Chinese brands

General - Interesting Topics

We all know China is a rapidly growing force in the global market and it is almost impossible to find a product China doesn’t produce. What China does very well is make impeccably accurate copies of desirable goods but for a fraction of the price. What consumer isn’t attracted to a quality image for a lot less than the real deal? The answer is not many and China knows this which is why markets the world over are flooded with Chinese goods. That and the fact the labour market in China enables these goods to be made very cheaply. The fact is these goods are still quality which is why they are allowed to be sold in these markets and quite frankly, in a lot of cases, it is cheaper to import these goods from China than produce them in the countries in which they are sold.

So what goods are copied? The easier question to answer would be what goods aren’t copied because there aren’t many! From cars to guitars, China will copy and produce anything. Take the Gibson Les Paul guitar for example, there are a number of Chinese copies available and these copies are good. They don’t use the best quality wood or components but they perform well and look the part for a fraction of the price of the genuine and original article. They are good and there is no denying it! There is also the Geely GE (I can hear you asking ‘what on earth is a Geely GE?’). Basically, it is a Rolls Royce Phantom for £30,000. You get everything, the iconic flying lady on the front, the brand-defining radiator grill and the imposing look but for the rather insignificant price of £30,000 (insignificant compared the price of a real Rolls Royce)!

However, China hasn’t stopped there; it has upped the ante by copying buildings, skylines and even entire villages! The idyllic looking Austrian town of Hallstatt has been cloned and placed in the Guangdong Province of China. The New York City skyline curiously appears in Tianjin, China and the Chappelle de Notre Dame du Haut in Ronchamp, France appears in Zhengzhou, China.

So is there any legal protection for these buildings? The natural place to look would be copyright protection as some of these buildings would undoubtedly be classed as a work of art by many but are they a work of art for the purposes of legal protection? Under English law a building has two-fold protection as a work of architecture under s4 Copyright Designs & Patents Act 1988 (artistic works) and through the plans drawn up for the building.

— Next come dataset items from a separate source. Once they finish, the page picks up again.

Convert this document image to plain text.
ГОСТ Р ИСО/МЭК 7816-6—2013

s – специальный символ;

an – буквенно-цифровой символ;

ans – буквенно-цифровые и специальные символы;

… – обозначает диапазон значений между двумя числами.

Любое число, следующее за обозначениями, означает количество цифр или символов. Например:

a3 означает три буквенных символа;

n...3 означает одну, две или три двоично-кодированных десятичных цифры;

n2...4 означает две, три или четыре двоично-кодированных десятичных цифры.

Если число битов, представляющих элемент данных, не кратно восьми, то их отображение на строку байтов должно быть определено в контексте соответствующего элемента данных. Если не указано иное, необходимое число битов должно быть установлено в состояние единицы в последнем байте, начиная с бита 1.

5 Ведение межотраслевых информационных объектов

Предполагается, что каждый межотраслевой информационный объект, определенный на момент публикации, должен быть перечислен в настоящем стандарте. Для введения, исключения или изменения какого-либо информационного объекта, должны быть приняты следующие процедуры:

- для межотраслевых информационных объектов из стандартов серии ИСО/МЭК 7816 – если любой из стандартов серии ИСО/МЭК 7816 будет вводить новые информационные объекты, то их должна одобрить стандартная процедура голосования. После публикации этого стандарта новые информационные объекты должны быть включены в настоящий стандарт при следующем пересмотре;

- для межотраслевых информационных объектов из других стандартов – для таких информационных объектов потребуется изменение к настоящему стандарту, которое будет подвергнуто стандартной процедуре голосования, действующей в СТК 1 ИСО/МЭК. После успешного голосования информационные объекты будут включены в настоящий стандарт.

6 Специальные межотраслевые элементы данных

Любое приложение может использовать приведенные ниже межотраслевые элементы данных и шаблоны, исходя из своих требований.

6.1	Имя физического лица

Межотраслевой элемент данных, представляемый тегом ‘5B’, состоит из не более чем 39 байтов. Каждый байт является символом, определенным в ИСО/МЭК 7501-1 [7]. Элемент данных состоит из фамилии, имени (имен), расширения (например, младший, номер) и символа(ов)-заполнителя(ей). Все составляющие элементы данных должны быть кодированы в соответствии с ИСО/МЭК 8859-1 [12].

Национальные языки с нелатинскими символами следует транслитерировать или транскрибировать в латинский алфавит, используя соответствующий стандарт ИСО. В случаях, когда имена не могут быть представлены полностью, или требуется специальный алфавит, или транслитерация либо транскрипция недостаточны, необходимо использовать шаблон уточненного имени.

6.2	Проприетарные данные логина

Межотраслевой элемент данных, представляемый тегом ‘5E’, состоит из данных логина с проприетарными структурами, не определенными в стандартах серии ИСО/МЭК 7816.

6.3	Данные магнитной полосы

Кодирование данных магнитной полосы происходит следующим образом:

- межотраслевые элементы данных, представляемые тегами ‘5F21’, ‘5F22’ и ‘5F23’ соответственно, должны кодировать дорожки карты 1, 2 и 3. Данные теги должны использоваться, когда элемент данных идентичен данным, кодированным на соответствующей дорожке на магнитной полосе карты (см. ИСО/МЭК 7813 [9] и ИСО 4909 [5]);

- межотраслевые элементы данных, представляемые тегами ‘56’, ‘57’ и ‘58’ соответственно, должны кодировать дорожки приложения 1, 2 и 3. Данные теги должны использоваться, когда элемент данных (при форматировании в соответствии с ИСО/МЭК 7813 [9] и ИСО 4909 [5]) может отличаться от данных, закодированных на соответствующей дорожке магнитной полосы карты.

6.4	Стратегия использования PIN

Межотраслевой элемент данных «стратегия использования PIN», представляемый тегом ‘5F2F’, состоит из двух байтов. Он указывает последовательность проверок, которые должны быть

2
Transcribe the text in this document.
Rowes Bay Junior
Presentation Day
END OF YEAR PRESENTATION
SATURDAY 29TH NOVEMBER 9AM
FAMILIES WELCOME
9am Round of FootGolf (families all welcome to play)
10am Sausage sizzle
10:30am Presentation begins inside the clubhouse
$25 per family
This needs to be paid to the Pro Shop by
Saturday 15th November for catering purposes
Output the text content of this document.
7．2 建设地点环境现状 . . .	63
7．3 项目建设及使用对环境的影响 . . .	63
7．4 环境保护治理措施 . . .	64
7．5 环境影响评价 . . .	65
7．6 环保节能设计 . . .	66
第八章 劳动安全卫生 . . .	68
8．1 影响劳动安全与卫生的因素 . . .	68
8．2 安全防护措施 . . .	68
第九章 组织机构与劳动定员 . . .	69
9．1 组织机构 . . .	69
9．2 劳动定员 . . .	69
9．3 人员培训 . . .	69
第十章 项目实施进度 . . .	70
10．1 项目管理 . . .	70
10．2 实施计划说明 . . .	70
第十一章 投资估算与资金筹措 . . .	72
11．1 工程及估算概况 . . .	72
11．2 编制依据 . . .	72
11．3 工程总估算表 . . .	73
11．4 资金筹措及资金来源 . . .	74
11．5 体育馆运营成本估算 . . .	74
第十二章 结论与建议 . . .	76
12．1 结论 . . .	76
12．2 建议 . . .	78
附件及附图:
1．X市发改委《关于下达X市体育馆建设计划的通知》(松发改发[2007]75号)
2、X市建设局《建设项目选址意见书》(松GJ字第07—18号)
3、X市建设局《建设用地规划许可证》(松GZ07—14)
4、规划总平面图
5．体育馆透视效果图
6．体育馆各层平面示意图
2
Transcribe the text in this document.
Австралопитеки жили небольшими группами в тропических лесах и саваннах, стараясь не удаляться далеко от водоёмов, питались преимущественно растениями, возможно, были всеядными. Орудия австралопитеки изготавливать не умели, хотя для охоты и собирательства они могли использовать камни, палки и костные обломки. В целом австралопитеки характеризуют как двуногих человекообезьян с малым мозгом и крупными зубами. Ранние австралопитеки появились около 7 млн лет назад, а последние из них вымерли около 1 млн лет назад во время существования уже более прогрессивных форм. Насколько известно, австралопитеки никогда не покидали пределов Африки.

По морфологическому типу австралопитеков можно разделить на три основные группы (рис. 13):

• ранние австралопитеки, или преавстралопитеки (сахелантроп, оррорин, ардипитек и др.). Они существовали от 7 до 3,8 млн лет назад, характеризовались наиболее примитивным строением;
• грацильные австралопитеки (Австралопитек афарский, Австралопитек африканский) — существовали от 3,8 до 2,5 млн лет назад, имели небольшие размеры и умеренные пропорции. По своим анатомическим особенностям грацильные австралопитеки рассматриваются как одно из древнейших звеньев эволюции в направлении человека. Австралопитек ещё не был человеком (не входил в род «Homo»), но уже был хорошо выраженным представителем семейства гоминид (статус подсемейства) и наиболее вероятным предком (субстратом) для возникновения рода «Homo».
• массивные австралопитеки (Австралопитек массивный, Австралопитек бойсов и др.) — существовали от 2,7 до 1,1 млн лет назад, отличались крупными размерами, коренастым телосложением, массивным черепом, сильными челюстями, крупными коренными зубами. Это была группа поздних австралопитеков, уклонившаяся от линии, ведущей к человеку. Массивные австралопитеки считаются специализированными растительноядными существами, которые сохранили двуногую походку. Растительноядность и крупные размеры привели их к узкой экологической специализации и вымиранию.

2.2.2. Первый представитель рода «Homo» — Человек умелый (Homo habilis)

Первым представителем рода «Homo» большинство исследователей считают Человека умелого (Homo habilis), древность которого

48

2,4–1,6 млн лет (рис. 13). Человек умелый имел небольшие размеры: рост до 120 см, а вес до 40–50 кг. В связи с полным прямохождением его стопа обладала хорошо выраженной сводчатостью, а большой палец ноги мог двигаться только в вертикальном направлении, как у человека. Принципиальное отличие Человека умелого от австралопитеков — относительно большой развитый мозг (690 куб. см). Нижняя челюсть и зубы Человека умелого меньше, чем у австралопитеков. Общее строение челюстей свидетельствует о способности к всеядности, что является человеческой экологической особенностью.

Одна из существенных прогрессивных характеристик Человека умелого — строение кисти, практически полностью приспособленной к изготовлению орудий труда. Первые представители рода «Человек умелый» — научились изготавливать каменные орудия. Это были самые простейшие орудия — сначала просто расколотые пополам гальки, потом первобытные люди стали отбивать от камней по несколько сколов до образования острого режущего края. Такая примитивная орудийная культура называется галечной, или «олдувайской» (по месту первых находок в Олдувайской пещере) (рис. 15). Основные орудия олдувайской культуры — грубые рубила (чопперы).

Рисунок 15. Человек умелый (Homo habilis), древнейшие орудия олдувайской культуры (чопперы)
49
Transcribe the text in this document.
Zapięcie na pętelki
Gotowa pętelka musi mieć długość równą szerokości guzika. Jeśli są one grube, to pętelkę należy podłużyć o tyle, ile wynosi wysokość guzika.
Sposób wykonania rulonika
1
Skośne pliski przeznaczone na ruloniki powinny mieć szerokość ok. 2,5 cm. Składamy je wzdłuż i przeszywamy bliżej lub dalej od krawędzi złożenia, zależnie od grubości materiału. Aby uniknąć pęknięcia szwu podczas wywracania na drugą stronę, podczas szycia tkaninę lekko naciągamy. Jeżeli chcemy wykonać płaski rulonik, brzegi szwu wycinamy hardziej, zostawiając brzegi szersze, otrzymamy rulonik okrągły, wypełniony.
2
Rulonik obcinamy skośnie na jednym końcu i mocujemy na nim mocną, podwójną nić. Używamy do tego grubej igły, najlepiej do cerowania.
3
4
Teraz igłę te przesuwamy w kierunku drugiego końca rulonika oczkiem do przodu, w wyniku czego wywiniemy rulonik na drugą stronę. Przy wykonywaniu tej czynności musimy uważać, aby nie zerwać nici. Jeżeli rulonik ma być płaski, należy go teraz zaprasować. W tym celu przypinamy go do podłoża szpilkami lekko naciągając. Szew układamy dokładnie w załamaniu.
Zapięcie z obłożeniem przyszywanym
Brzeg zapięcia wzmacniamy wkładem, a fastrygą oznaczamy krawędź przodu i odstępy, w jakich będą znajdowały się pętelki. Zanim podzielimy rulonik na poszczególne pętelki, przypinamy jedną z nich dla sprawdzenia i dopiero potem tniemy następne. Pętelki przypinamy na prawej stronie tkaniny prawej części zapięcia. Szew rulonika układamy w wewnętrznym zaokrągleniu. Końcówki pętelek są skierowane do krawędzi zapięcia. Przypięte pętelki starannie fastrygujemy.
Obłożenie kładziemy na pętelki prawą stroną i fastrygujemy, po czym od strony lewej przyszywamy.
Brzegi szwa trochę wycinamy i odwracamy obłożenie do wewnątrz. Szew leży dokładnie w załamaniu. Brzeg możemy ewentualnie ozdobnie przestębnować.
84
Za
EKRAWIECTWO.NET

Therefore a legal challenge through the English courts could be successful but establishing the jurisdiction of the English courts may be a more difficult task as the actual infringement has occurred in China. It is certainly arguable if the copied building or the architect was English that the action could proceed before the English courts. It is unlikely that any action before the Chinese courts would succeed as there is a clear reluctance to enforce intellectual property rights within China. There are also no laws protecting architecture as it is not viewed as completely artistic due to the fact that a building has practical functionality and is not solely artistic in nature.

It may well be that this challenge is taken up by British architect, Zaha Hadid who’s Beijing project is being reproduced in Chongqing, China. It has been reported that Zaha Hadid is seeking the construction of the copy to be halted, plans changed, compensation paid and an apology provided. Whether Zaha Hadid will succeed is anyone’s guess but it could throw up some interesting arguments and legal challenges, particularly the jurisdiction issue and a challenge to the arguably inadequate intellectual property protection in China. It is certainly something to keep an eye on!

All information is correct on the date of posting.